Publié le 21.10.2021 | Texte: Pieter T’Jonck

À la fin des années 1980, Pierre Mauroy, maire de Lille et par ailleurs poids lourd de la politique nationale française, lance pour sa ville une grande opération de rénovation qui aura un énorme retentissement dans le monde entier. Valéry Didelon analyse le débat qui s’ensuivit dans « La déconstruction de la ville Européenne : Euralille 1988-1995 ».

Comme Lille déclinait à vue d’œil depuis la fin des années 1960 à la suite de la disparition de l’industrie, Euralille arrivait à point nommé. La nouvelle gare TGV, en reliant la ville au réseau des grandes métropoles européennes, devait créer des opportunités d’emploi. À plusieurs égards, ce projet était et est toujours unique en son genre. Il fut, par exemple, un des premiers partenariats public-privé. Autre élément inhabituel : la nouvelle gare TGV venait s’implanter à proximité de l’ancienne gare de Lille. Mais elle était avant tout inhabituelle par la manière innovante et peu orthodoxe de lui donner forme.

Le défi consistait à transformer un gigantesque « terrain vague » sillonné de rails et d’axes routiers en un nouveau quartier attrayant, mêlant habitat, travail et loisirs – le tout en respectant une enveloppe budgétaire minime. À titre d’exemple, pour le Palais de Congrès construit sur le site d’après un projet d’OMA/Rem Koolhaas, le prix avoisinait les 1200 €/m² (converti en valeur actuelle). Oserions-nous dire : des clopinettes ?

À l’époque, Rem Koolhaas s’est vu confier le projet urbanistique parce qu’il était parvenu à convaincre la ville – et en particulier son maire et le gestionnaire de projet Jean-Paul Baïetto – par son enthousiasme pour une forme d’urbanisme qui « surferait » sur les forces présentes sur le terrain.  Ce faisant, OMA adoptait une approche totalement opposée aux idées reçues qui circulaient alors sur les projets d’urbanisme et de rénovation urbaine.

En effet, OMA n’a jamais présenté d’image finale du quartier, pour qu’elle puisse être complétée progressivement.

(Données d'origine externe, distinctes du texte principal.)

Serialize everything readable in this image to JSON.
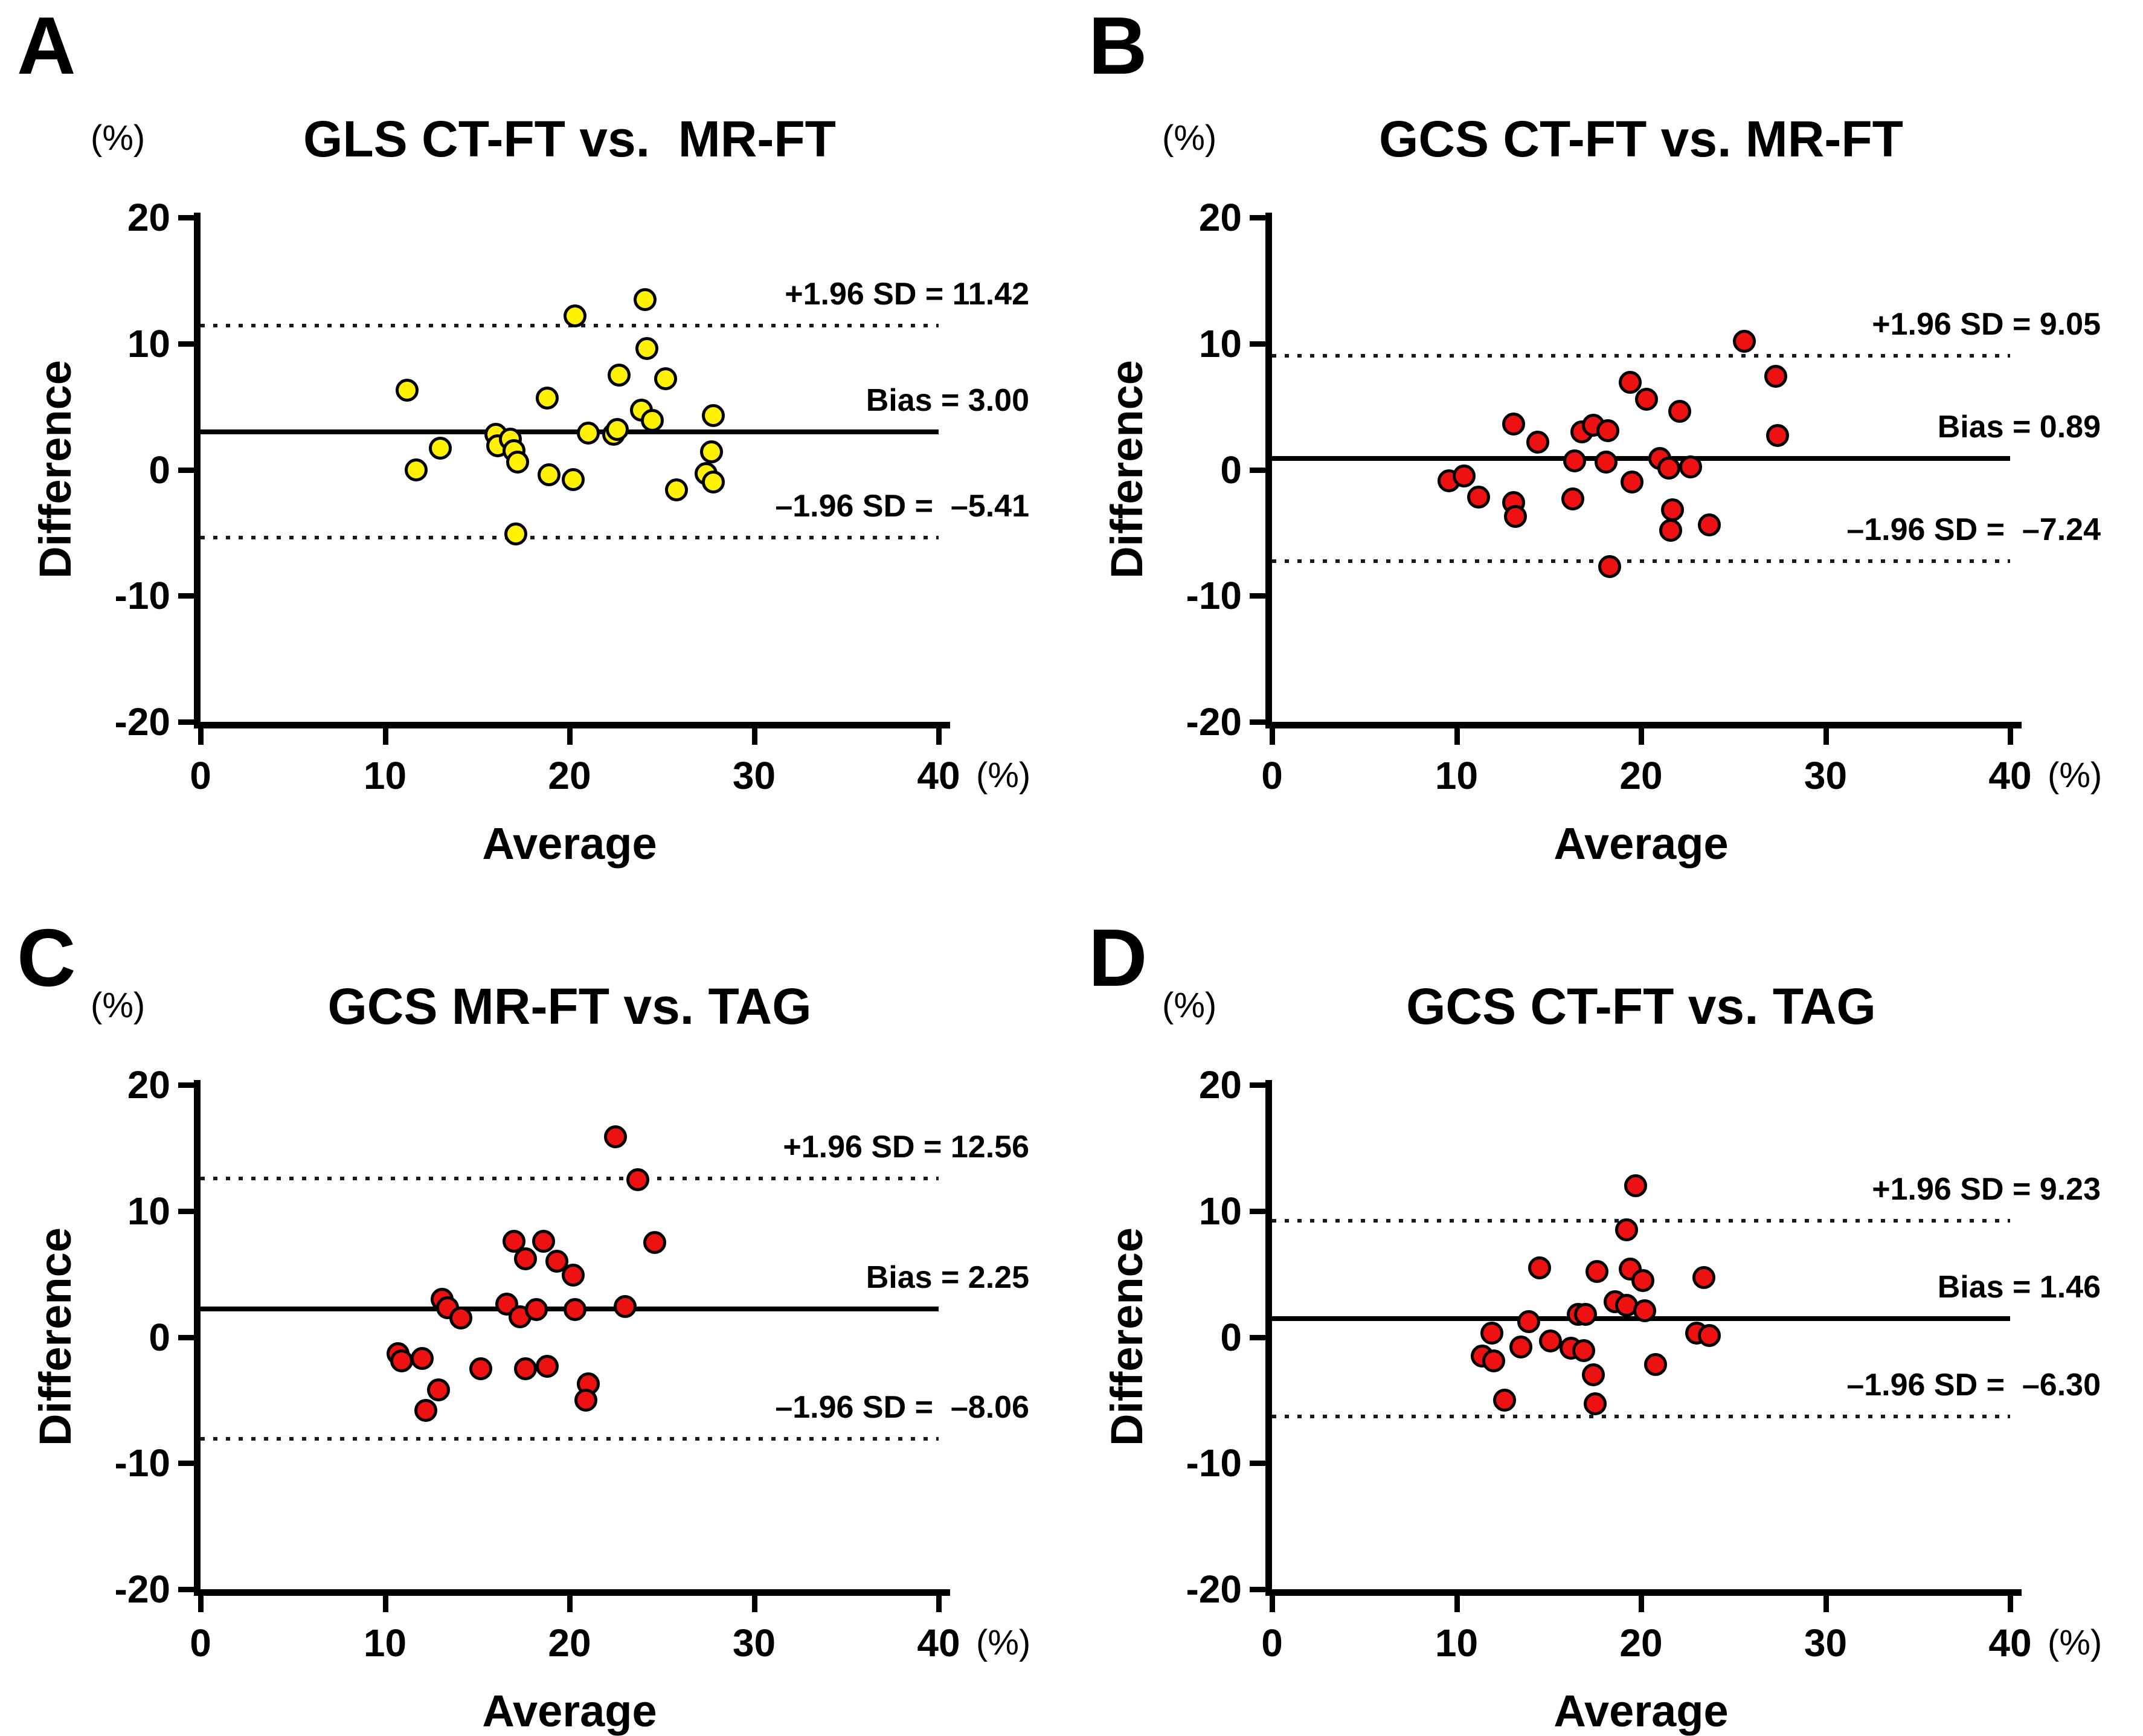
{
  "shared": {
    "x_axis_label": "Average",
    "y_axis_label": "Difference",
    "x_unit": "(%)",
    "y_unit": "(%)",
    "x_tick_labels": [
      "0",
      "10",
      "20",
      "30",
      "40"
    ],
    "y_tick_labels": [
      "20",
      "10",
      "0",
      "-10",
      "-20"
    ],
    "xlim": [
      0,
      40
    ],
    "ylim": [
      -20,
      20
    ],
    "grid": false,
    "line_color": "#000000"
  },
  "chart_data": [
    {
      "panel_label": "A",
      "type": "scatter",
      "title": "GLS CT-FT vs.  MR-FT",
      "dot_color": "#FFF100",
      "bias": 3.0,
      "upper_loa": 11.42,
      "lower_loa": -5.41,
      "upper_label": "+1.96 SD = 11.42",
      "bias_label": "Bias = 3.00",
      "lower_label": "–1.96 SD =  –5.41",
      "xlabel": "Average",
      "ylabel": "Difference",
      "points": [
        [
          11.2,
          6.3
        ],
        [
          11.7,
          0.0
        ],
        [
          13.0,
          1.7
        ],
        [
          16.0,
          2.8
        ],
        [
          16.1,
          1.9
        ],
        [
          16.8,
          2.4
        ],
        [
          17.0,
          1.5
        ],
        [
          17.2,
          0.6
        ],
        [
          17.1,
          -5.1
        ],
        [
          18.8,
          5.7
        ],
        [
          18.9,
          -0.4
        ],
        [
          20.2,
          -0.8
        ],
        [
          20.3,
          12.2
        ],
        [
          21.0,
          2.9
        ],
        [
          22.4,
          2.8
        ],
        [
          22.6,
          3.2
        ],
        [
          22.7,
          7.5
        ],
        [
          23.9,
          4.7
        ],
        [
          24.1,
          13.5
        ],
        [
          24.2,
          9.6
        ],
        [
          24.5,
          3.9
        ],
        [
          25.2,
          7.2
        ],
        [
          25.8,
          -1.6
        ],
        [
          27.4,
          -0.3
        ],
        [
          27.7,
          1.4
        ],
        [
          27.8,
          4.3
        ],
        [
          27.8,
          -1.0
        ]
      ]
    },
    {
      "panel_label": "B",
      "type": "scatter",
      "title": "GCS CT-FT vs. MR-FT",
      "dot_color": "#EE1111",
      "bias": 0.89,
      "upper_loa": 9.05,
      "lower_loa": -7.24,
      "upper_label": "+1.96 SD = 9.05",
      "bias_label": "Bias = 0.89",
      "lower_label": "–1.96 SD =  –7.24",
      "xlabel": "Average",
      "ylabel": "Difference",
      "points": [
        [
          9.6,
          -0.9
        ],
        [
          10.4,
          -0.5
        ],
        [
          11.2,
          -2.2
        ],
        [
          13.1,
          3.6
        ],
        [
          13.1,
          -2.6
        ],
        [
          13.2,
          -3.7
        ],
        [
          14.4,
          2.2
        ],
        [
          16.3,
          -2.3
        ],
        [
          16.4,
          0.7
        ],
        [
          16.8,
          3.0
        ],
        [
          17.4,
          3.5
        ],
        [
          18.1,
          0.6
        ],
        [
          18.2,
          3.1
        ],
        [
          18.3,
          -7.7
        ],
        [
          19.4,
          6.9
        ],
        [
          19.5,
          -1.0
        ],
        [
          20.3,
          5.6
        ],
        [
          21.0,
          0.9
        ],
        [
          21.5,
          0.1
        ],
        [
          21.6,
          -4.8
        ],
        [
          21.7,
          -3.2
        ],
        [
          22.1,
          4.6
        ],
        [
          22.7,
          0.2
        ],
        [
          23.7,
          -4.4
        ],
        [
          25.6,
          10.2
        ],
        [
          27.3,
          7.4
        ],
        [
          27.4,
          2.7
        ]
      ]
    },
    {
      "panel_label": "C",
      "type": "scatter",
      "title": "GCS MR-FT vs. TAG",
      "dot_color": "#EE1111",
      "bias": 2.25,
      "upper_loa": 12.56,
      "lower_loa": -8.06,
      "upper_label": "+1.96 SD = 12.56",
      "bias_label": "Bias = 2.25",
      "lower_label": "–1.96 SD =  –8.06",
      "xlabel": "Average",
      "ylabel": "Difference",
      "points": [
        [
          10.7,
          -1.3
        ],
        [
          10.9,
          -1.9
        ],
        [
          12.0,
          -1.7
        ],
        [
          12.2,
          -5.8
        ],
        [
          12.9,
          -4.2
        ],
        [
          13.1,
          3.0
        ],
        [
          13.4,
          2.3
        ],
        [
          14.1,
          1.5
        ],
        [
          15.2,
          -2.5
        ],
        [
          16.6,
          2.6
        ],
        [
          17.0,
          7.6
        ],
        [
          17.3,
          1.6
        ],
        [
          17.6,
          6.2
        ],
        [
          17.6,
          -2.5
        ],
        [
          18.2,
          2.2
        ],
        [
          18.6,
          7.6
        ],
        [
          18.8,
          -2.3
        ],
        [
          19.3,
          6.0
        ],
        [
          20.2,
          4.9
        ],
        [
          20.3,
          2.2
        ],
        [
          21.0,
          -3.7
        ],
        [
          20.9,
          -5.0
        ],
        [
          22.5,
          15.9
        ],
        [
          23.0,
          2.4
        ],
        [
          23.7,
          12.5
        ],
        [
          24.6,
          7.5
        ]
      ]
    },
    {
      "panel_label": "D",
      "type": "scatter",
      "title": "GCS CT-FT vs. TAG",
      "dot_color": "#EE1111",
      "bias": 1.46,
      "upper_loa": 9.23,
      "lower_loa": -6.3,
      "upper_label": "+1.96 SD = 9.23",
      "bias_label": "Bias = 1.46",
      "lower_label": "–1.96 SD =  –6.30",
      "xlabel": "Average",
      "ylabel": "Difference",
      "points": [
        [
          11.4,
          -1.5
        ],
        [
          11.9,
          0.3
        ],
        [
          12.0,
          -1.9
        ],
        [
          12.6,
          -5.0
        ],
        [
          13.5,
          -0.8
        ],
        [
          13.9,
          1.2
        ],
        [
          14.5,
          5.5
        ],
        [
          15.1,
          -0.3
        ],
        [
          16.2,
          -0.9
        ],
        [
          16.6,
          1.8
        ],
        [
          16.9,
          -1.1
        ],
        [
          17.0,
          1.8
        ],
        [
          17.4,
          -3.0
        ],
        [
          17.5,
          -5.3
        ],
        [
          17.6,
          5.2
        ],
        [
          18.6,
          2.8
        ],
        [
          19.2,
          2.5
        ],
        [
          19.2,
          8.5
        ],
        [
          19.4,
          5.4
        ],
        [
          19.7,
          12.0
        ],
        [
          20.1,
          4.5
        ],
        [
          20.2,
          2.1
        ],
        [
          20.8,
          -2.2
        ],
        [
          23.0,
          0.3
        ],
        [
          23.4,
          4.7
        ],
        [
          23.7,
          0.1
        ]
      ]
    }
  ]
}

Le projet se concentrait sur le montage de programmes d’une telle densité qu’ils devaient presque automatiquement se traduire par une sorte de congestion, et donc d’animation. Pour présenter les idées qui évoluaient rapidement sur ce sujet, OMA a donc produit un flux continu d’esquisses parfois un peu naïves, mais toujours très inspirées et éclairantes.

OMA a été la cible de critiques abondantes. On lui a par exemple reproché d’être à la solde du capitalisme et de créer un « non-lieu » invivable. Le Grand Palais était considéré comme laid et minable. De nombreuses personnes – et non des moindres – lui ont toutefois apporté leur soutien pour la vision innovante de l’urbanisme qu’il introduisait dans la pratique.

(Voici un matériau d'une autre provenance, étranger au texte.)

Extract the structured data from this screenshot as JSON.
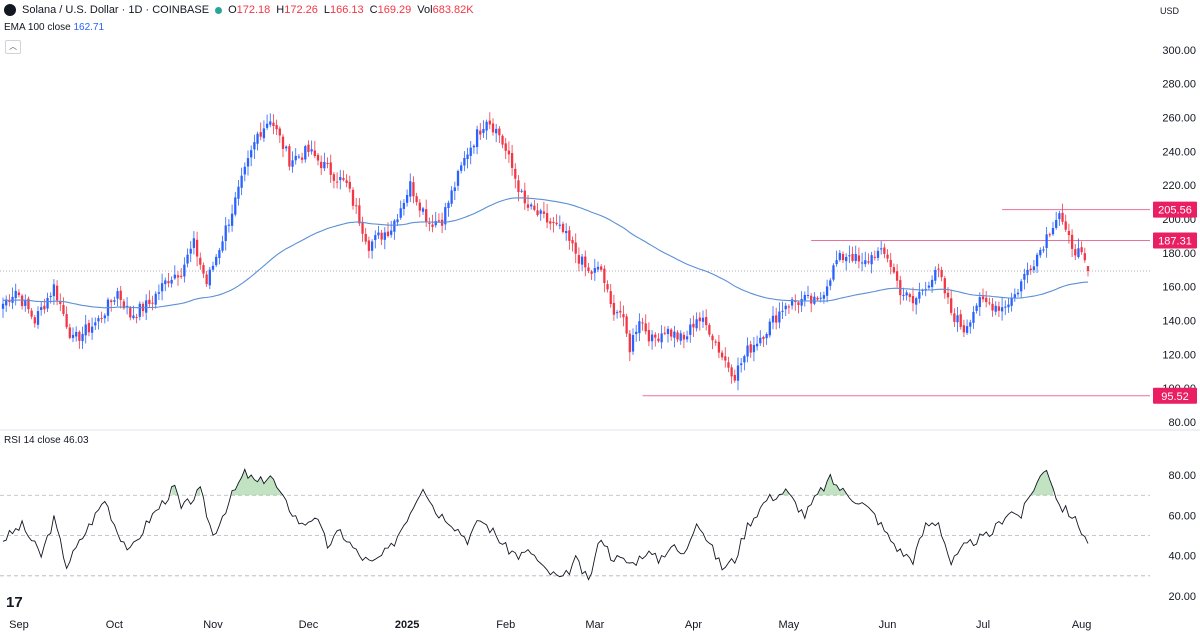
{
  "header": {
    "symbol": "Solana / U.S. Dollar · 1D · COINBASE",
    "open_label": "O",
    "open": "172.18",
    "high_label": "H",
    "high": "172.26",
    "low_label": "L",
    "low": "166.13",
    "close_label": "C",
    "close": "169.29",
    "volume_label": "Vol",
    "volume": "683.82K",
    "ema_label": "EMA 100 close",
    "ema_value": "162.71",
    "rsi_label": "RSI 14 close",
    "rsi_value": "46.03",
    "currency": "USD",
    "brand": "17"
  },
  "colors": {
    "up": "#2962ff",
    "down": "#f23645",
    "ema": "#5b8fd6",
    "level_line": "#e8739a",
    "level_badge": "#e91e63",
    "rsi": "#131722"
  },
  "chart_data": [
    {
      "type": "candlestick",
      "title": "Solana / U.S. Dollar · 1D · COINBASE",
      "ylim": [
        80,
        310
      ],
      "yticks": [
        80,
        100,
        120,
        140,
        160,
        180,
        200,
        220,
        240,
        260,
        280,
        300
      ],
      "ytick_labels": [
        "80.00",
        "100.00",
        "120.00",
        "140.00",
        "160.00",
        "180.00",
        "200.00",
        "220.00",
        "240.00",
        "260.00",
        "280.00",
        "300.00"
      ],
      "x_months": [
        "Sep",
        "Oct",
        "Nov",
        "Dec",
        "2025",
        "Feb",
        "Mar",
        "Apr",
        "May",
        "Jun",
        "Jul",
        "Aug"
      ],
      "x_month_day_index": [
        5,
        35,
        66,
        96,
        127,
        158,
        186,
        217,
        247,
        278,
        308,
        339
      ],
      "last_candle": {
        "open": 172.18,
        "high": 172.26,
        "low": 166.13,
        "close": 169.29
      },
      "close_keypoints": [
        [
          0,
          150
        ],
        [
          4,
          158
        ],
        [
          10,
          140
        ],
        [
          16,
          160
        ],
        [
          22,
          128
        ],
        [
          30,
          140
        ],
        [
          36,
          157
        ],
        [
          40,
          143
        ],
        [
          46,
          150
        ],
        [
          52,
          165
        ],
        [
          56,
          170
        ],
        [
          60,
          185
        ],
        [
          64,
          162
        ],
        [
          72,
          205
        ],
        [
          80,
          250
        ],
        [
          84,
          260
        ],
        [
          90,
          235
        ],
        [
          96,
          240
        ],
        [
          103,
          228
        ],
        [
          108,
          220
        ],
        [
          115,
          185
        ],
        [
          122,
          195
        ],
        [
          128,
          220
        ],
        [
          134,
          198
        ],
        [
          138,
          200
        ],
        [
          146,
          240
        ],
        [
          152,
          260
        ],
        [
          156,
          250
        ],
        [
          160,
          230
        ],
        [
          164,
          208
        ],
        [
          170,
          200
        ],
        [
          176,
          192
        ],
        [
          184,
          168
        ],
        [
          188,
          170
        ],
        [
          191,
          148
        ],
        [
          194,
          145
        ],
        [
          197,
          124
        ],
        [
          200,
          142
        ],
        [
          204,
          128
        ],
        [
          208,
          135
        ],
        [
          214,
          128
        ],
        [
          218,
          142
        ],
        [
          222,
          135
        ],
        [
          226,
          119
        ],
        [
          230,
          108
        ],
        [
          234,
          122
        ],
        [
          240,
          135
        ],
        [
          246,
          150
        ],
        [
          252,
          152
        ],
        [
          256,
          150
        ],
        [
          262,
          175
        ],
        [
          266,
          180
        ],
        [
          270,
          172
        ],
        [
          274,
          180
        ],
        [
          278,
          178
        ],
        [
          282,
          158
        ],
        [
          286,
          150
        ],
        [
          290,
          162
        ],
        [
          294,
          168
        ],
        [
          298,
          145
        ],
        [
          302,
          135
        ],
        [
          306,
          150
        ],
        [
          310,
          150
        ],
        [
          314,
          148
        ],
        [
          318,
          155
        ],
        [
          322,
          170
        ],
        [
          326,
          182
        ],
        [
          330,
          198
        ],
        [
          332,
          204
        ],
        [
          334,
          190
        ],
        [
          336,
          185
        ],
        [
          338,
          180
        ],
        [
          341,
          169.29
        ]
      ],
      "ema": {
        "name": "EMA 100 close",
        "last": 162.71
      },
      "levels": [
        {
          "value": 205.56,
          "label": "205.56",
          "from_day": 314
        },
        {
          "value": 187.31,
          "label": "187.31",
          "from_day": 254
        },
        {
          "value": 95.52,
          "label": "95.52",
          "from_day": 201
        }
      ],
      "last_price_dotted": 169.29
    },
    {
      "type": "line",
      "title": "RSI 14 close",
      "ylim": [
        15,
        90
      ],
      "yticks": [
        20,
        40,
        60,
        80
      ],
      "ytick_labels": [
        "20.00",
        "40.00",
        "60.00",
        "80.00"
      ],
      "bands": [
        30,
        50,
        70
      ],
      "last": 46.03,
      "value_keypoints": [
        [
          0,
          48
        ],
        [
          6,
          55
        ],
        [
          12,
          40
        ],
        [
          16,
          58
        ],
        [
          20,
          35
        ],
        [
          26,
          52
        ],
        [
          32,
          68
        ],
        [
          36,
          52
        ],
        [
          40,
          42
        ],
        [
          46,
          58
        ],
        [
          52,
          70
        ],
        [
          54,
          74
        ],
        [
          56,
          63
        ],
        [
          62,
          72
        ],
        [
          66,
          50
        ],
        [
          72,
          70
        ],
        [
          76,
          81
        ],
        [
          80,
          76
        ],
        [
          84,
          80
        ],
        [
          88,
          68
        ],
        [
          94,
          55
        ],
        [
          98,
          60
        ],
        [
          102,
          45
        ],
        [
          106,
          52
        ],
        [
          112,
          40
        ],
        [
          116,
          36
        ],
        [
          122,
          44
        ],
        [
          128,
          62
        ],
        [
          132,
          75
        ],
        [
          136,
          62
        ],
        [
          140,
          58
        ],
        [
          146,
          48
        ],
        [
          150,
          58
        ],
        [
          154,
          52
        ],
        [
          158,
          44
        ],
        [
          162,
          40
        ],
        [
          166,
          42
        ],
        [
          170,
          33
        ],
        [
          176,
          28
        ],
        [
          180,
          38
        ],
        [
          184,
          27
        ],
        [
          188,
          50
        ],
        [
          191,
          40
        ],
        [
          194,
          38
        ],
        [
          198,
          36
        ],
        [
          202,
          42
        ],
        [
          206,
          38
        ],
        [
          210,
          45
        ],
        [
          214,
          40
        ],
        [
          218,
          58
        ],
        [
          222,
          46
        ],
        [
          226,
          34
        ],
        [
          230,
          38
        ],
        [
          234,
          55
        ],
        [
          240,
          68
        ],
        [
          246,
          72
        ],
        [
          252,
          60
        ],
        [
          256,
          70
        ],
        [
          260,
          78
        ],
        [
          264,
          72
        ],
        [
          270,
          66
        ],
        [
          274,
          60
        ],
        [
          278,
          50
        ],
        [
          282,
          42
        ],
        [
          286,
          38
        ],
        [
          290,
          55
        ],
        [
          294,
          57
        ],
        [
          298,
          36
        ],
        [
          302,
          44
        ],
        [
          306,
          48
        ],
        [
          310,
          50
        ],
        [
          316,
          62
        ],
        [
          320,
          60
        ],
        [
          324,
          74
        ],
        [
          328,
          84
        ],
        [
          332,
          65
        ],
        [
          336,
          60
        ],
        [
          340,
          50
        ],
        [
          341,
          46.03
        ]
      ]
    }
  ]
}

Trente ans plus tard, Valéry Didelon s’est replongé dans les archives pour reconstituer les événements de l’époque. Non content d’étudier le projet en lui-même, l’auteur analyse également la manière dont il a été perçu et compris, et l’influence qu’il a ensuite eue dans le débat sur l’architecture et l’urbanisme en France, en Europe et même au-delà. Valéry Didelon aborde ce sujet intelligemment en axant son étude sur les trois protagonistes de l’histoire : Rem Koolhaas, évidemment, mais aussi le maire Pierre Mauroy et Jean-Pierre Baïetto, cheville ouvrière du projet. Par son approche, il révèle le rôle déterminant des deux derniers cités. Dans l’interview qui clôture l’ouvrage, Rem Koolhaas lui-même le reconnaît sans réserve.

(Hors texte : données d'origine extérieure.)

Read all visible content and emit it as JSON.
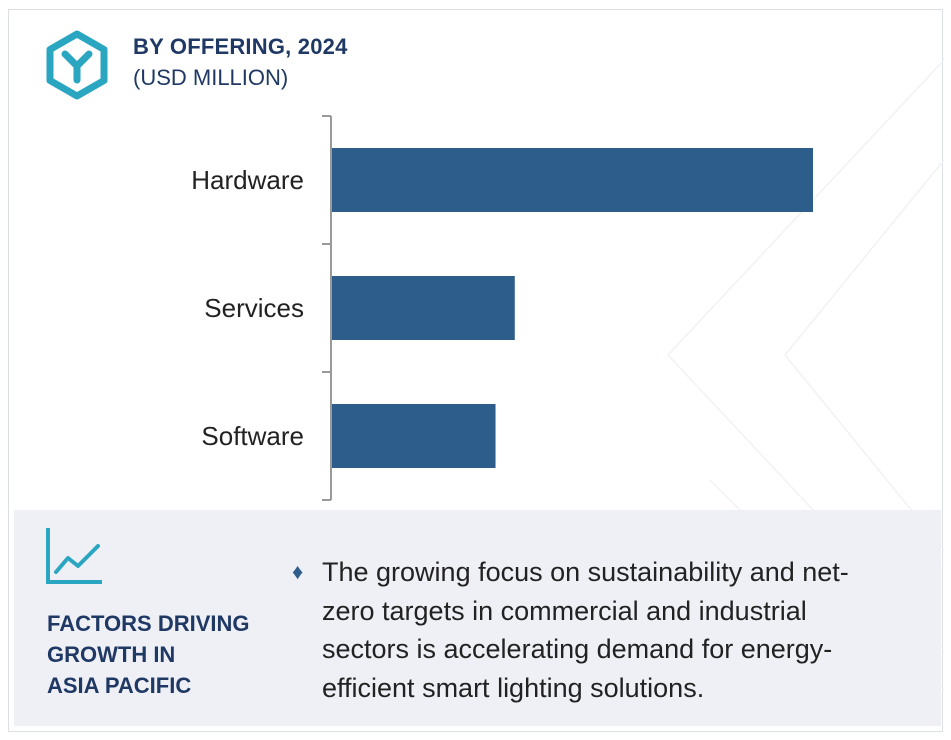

Ce livre est donc un must pour quiconque souhaite en savoir plus sur l’évolution du débat consacré à l’urbanisme à la fin du 20e siècle.

« La Déconstruction de la ville européenne : Euralille 1988-1995 » / Valéry Didelon, Éditions de la Villette, juin 2021, 1 Vol. (160 p.), Collection « Théorie & Critique », ISBN 978-2-37556-034-1 Prix conseillé 25 €.